Valerie Poynor and Athanasios Kottas
05/22/2017 12:36 PM
Applied Mathematics & Statistics
The mean residual life function is a key functional for a survival distribution. It has a practically useful interpretation as the expected remaining lifetime given survival up to a particular time point, and it also characterizes the survival distribution. However, it has received limited attention in terms of inference methods under a probabilistic modeling framework. We seek to provide general inference methodology for mean residual life regression. Survival data often include a set of predictor variables for the survival response distribution, and in many cases it is natural to include the covariates as random variables into the modeling. We thus employ Dirichlet process mixture modeling for the joint stochastic mechanism of the covariates and survival responses.

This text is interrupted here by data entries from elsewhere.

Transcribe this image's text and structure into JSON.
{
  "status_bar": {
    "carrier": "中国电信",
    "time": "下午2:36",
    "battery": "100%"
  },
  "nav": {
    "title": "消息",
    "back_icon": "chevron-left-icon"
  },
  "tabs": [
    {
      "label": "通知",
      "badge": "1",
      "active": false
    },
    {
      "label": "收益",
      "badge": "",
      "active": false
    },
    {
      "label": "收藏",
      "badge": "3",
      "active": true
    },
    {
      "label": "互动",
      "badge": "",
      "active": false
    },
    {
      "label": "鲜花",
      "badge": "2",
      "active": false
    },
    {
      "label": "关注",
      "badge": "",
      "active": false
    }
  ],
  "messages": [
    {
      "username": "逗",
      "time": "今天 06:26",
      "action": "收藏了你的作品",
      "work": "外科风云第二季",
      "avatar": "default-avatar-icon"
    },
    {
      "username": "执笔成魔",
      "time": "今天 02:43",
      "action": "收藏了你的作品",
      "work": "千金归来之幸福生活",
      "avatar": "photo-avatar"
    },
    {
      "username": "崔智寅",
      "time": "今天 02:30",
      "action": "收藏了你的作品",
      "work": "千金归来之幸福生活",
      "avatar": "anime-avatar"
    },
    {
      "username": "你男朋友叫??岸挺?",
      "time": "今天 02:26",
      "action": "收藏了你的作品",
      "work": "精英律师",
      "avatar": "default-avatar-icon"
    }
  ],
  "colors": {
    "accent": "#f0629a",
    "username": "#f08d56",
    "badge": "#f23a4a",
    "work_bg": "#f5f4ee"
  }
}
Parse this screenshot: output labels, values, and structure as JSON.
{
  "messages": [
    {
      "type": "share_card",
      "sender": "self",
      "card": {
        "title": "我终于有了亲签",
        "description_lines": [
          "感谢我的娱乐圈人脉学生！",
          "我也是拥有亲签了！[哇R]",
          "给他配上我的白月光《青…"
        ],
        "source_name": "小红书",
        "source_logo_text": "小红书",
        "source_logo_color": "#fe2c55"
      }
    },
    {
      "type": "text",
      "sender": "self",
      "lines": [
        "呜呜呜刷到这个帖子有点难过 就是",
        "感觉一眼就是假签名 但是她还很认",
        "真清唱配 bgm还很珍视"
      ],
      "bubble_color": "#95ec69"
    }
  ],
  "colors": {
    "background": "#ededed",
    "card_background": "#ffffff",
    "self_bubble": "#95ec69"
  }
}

This approach implies a flexible model structure for the mean residual life of the conditional response distribution, allowing general shapes for mean residual life as a function of covariates given a specific time point, as well as a function of time given particular values of the covariate vector. To expand the scope of the modeling framework, we extend the mixture model to incorporate dependence across experimental groups, such as treatment and control groups. This extension is built from a dependent Dirichlet process prior for the group-specific mixing distributions, with common locations and weights that vary across groups through latent bivariate Beta distributed random variables. We develop properties of the regression models, and discuss methods for prior specification and posterior inference. The different components of the methodology are illustrated with simulated data examples, and the model is also applied to a data set comprising right censored survival times.
[Updated November 7, 2018]